Pickled relish has traditionally been served alongside rich-tasting meats in Lancaster County as well as throughout Pennsylvania Dutch Country.

Historically pigs and steer were butchered in the winter months which provided meat at a later time. Since the Pennsylvania Dutch people did not have freezers during the 18th and 19th centuries, preserving meats became a problem. The solution was that the meat was smoked, cured and canned as a way to preserve the meat so that it can be enjoyed at a later time.

This curing process gave the meat a salty, smoky taste. It was discovered that acidic and tart flavors worked well in contrast to the taste of the cured meats. As a result, unsweetened fruit, pickles in vinegar dressings, and sauerkraut were served side by side with the meat. Not only did it improve the taste but it helped with the digestion, as well.

During the late 19th and early 20th centuries, some of the dietary, culinary practices of the wealthier, urban society in Philadelphia eventually tricked down to Lancaster County.

One of these practices was the sweetening of the syrups which were used to preserve the the fruits and vegetables. Although sugar in a refined form had traditionally been expensive,the prices went down dramatically after Puerto Rico and the Philippines came under the jurisdiction of the United States following the Spanish-American War.

With the Amish and Pennsylvania Dutch love for vegetables and their success in farming, pickling relish became a popular way of preserving their produce as well as a tasty condiment.

As can be expected there are numerous and highly creative variations of pickled relish. In addition to traditional pickle relish, there is corn relish, tomato relish, pepper relish, and pickled red beets - to name a few.

A particularly popular variation is chow chow. Chow chow is usually made in the late summer. Since it doesn't require the youngest, smallest vegetables, chow chow is a good way to make use of the leftover produce of the late season.
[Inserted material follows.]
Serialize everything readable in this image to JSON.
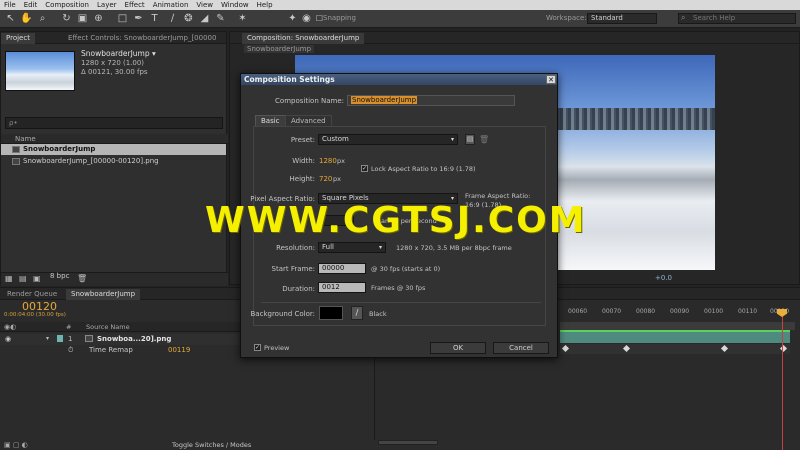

Chow chow is made by first by boiling a combination of lima beans, string beans, yellow wax beans, cabbage, carrots, cauliflower, onions, corn, cucumber, red peppers, and green peppers until tender. The vegetables should not be mushy.

In another pot, a combination of sugar, apple cider vinegar, mustard seed, celery seed, water and other spices are boiled until the sugar dissolves and the mixture become syrupy in texture. The tender vegetables are then added to the mixture and boiled for another five minutes.

The final result is a brightly colored, subtly flavored, and complexly textured relish which is put into jars and sealed.

Making chow chow as well as the other varieties of pickled relish is often a big event for the Pennsylvania Dutch and Amish family where traditionally the women of the household get together for the preparation, cooking, and jarring of the relish.